– Я думаю, польская царевна смогла бы возрадовать твою душеньку… – он хотел было продолжить дальше, но запнулся – на лице царя он увидел покатившуюся слезу. Нет, это не могло не иметь серьезных оснований. И Филарет замолчал в ожидании того момента, когда молвит слово его сын и прольет свет на происходящее.
– Не бывать тому, батюшка, – молвил, наконец, Михаил. – Не надобно мне ни польской умницы, ни французской красавицы. Мне суждено коротать свой век одному.

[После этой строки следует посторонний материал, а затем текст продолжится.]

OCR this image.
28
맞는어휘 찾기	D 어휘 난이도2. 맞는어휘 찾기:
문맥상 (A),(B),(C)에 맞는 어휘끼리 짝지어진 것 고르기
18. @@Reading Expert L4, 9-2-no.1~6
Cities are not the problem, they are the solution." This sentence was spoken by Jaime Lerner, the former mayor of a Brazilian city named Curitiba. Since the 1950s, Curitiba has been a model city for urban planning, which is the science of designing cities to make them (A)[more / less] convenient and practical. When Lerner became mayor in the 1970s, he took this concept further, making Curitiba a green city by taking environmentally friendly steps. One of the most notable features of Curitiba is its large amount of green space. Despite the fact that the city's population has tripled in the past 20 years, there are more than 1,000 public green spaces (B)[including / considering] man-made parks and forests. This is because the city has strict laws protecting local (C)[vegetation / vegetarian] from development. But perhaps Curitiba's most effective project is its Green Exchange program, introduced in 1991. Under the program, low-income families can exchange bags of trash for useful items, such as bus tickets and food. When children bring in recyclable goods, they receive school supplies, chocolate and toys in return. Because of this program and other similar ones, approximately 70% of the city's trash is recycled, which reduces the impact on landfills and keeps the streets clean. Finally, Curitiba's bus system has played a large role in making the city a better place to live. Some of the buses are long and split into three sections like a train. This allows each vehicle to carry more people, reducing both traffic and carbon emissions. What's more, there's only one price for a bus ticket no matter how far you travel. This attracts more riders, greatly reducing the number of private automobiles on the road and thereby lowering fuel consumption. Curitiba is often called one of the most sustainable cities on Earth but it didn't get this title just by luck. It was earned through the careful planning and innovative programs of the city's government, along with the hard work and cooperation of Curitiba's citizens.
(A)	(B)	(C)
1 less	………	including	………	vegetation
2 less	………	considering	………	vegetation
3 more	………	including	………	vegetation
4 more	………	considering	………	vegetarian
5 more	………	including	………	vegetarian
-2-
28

– Однако что ты говоришь такое, сын мой? – возмутился всем естеством своим Филарет. – Ничего такого тебе не суждено! Тебе суждено быть мудрым правителем, счастливым мужем и добрым отцом своим детям!
– Нет, батюшка, – твердил Михаил. – Не знаешь ты многого о судьбе моей и, видит Бог, я не хотел, чтобы узнал.
Филарет остолбенел. Что за история приключилась с его сыном за время его отсутствия?
– Говори, сын мой. Все как есть говори. И мы рассудим по справедливости, как надобно здесь поступить. И ежели это будет твоим решением – то так тогда тому и быть… – не успел Филарет окончить, как разразился Михаил горькими слезами. Он поведал ему всю свою несчастную историю о любви своей, никому не угодной, о заговоре против невесты его ненаглядной, о ссылке ее несправедливой.
Филарет был потрясен.
– Сын мой, нелегкая доля тебе выпала, – сказал он, осмыслив немного услышанное. – Но не печалься, я немедленно займусь этим вопросом.
Глава 5
Тяжелый выбор
Филарет сдержал свое слово. Как только он удалился из палат государевых, он назначил расследование. Для этого он вызвал к себе отца Марьи, Ивана Хлопова, и коломенских дядьев Хлоповых. После чего он опросил в присутствии священнослужителей и архимандрита Иосифа заморского врача Валентина и лекаря Балсыря.
– Скажите, господа, как такое могло случиться, что пациентка ваша, которой вы смертный приговор приписали, жива-здорова оказалась?
– Я и тогда утверждал, и сейчас утверждаю, что Марья Хлопова никогда не была смертельно больна, – решительно заявил Валентин. – И никакого отношения к чадородию хворь ее не имела тем паче.
– Не могу знать, чем болела Марья Ивановна при осмотре многоуважаемого врача Валентина, однако же при моем осмотре она была действительно тяжело больна, – произнес в свою очередь Балсырь. – Но предписанное мною лечение быстро поставило бы ее на ноги, болезнь ни в коей мере не была смертельной. И я полностью согласен с тем, что чадородие здесь совершенно не при чем.
И Филарету стало все ясно. Заговор здесь был налицо.
– Не медля выслать Салтыковых вон из Москвы в самые дальние вотчины, лишив их любого имущества! – приказал он.
Салтыковы горько раскаивались в своих злодеяниях и молили патриарха о помиловании, однако Филарет был беспощаден.
– Сын мой, теперь твой путь к невесте своей наглядной свободен! – ворвался Филарет в покои Михаила с радостной вестью.
Как же счастлив был Михаил! Он не находил себе места. Он уже видел, как входит в Кремль, ведя под руку душеньку его, Марьюшку, в красивом подвенечном платье. Тут же Михаил достал бумагу и принялся писать депешу в Новгород. Филарет оставил его с этим занятием наедине. Но это было очень неосмотрительно с его стороны…
Черная тень вошла в царские покои и нарушила опустившийся на них ночной покой. К государю явилась сама Марфа Иоанновна. И не предвещало это ничего хорошего ему.
Марфа вошла безмолвно и стала посреди палаты. Ее фигура была чернее ночи, и только два решительных глаза сверкали решимостью. Наконец, она решилась произнести речь:
– Слушай мои слова внимательно, Михаил, и запоминай. Повторять не буду, – тихо и страшно произнесла в конце концов она. – Ежели Хлопова твоя станет московской царицей, ты тот час же проводишь гроб своей матери на погост.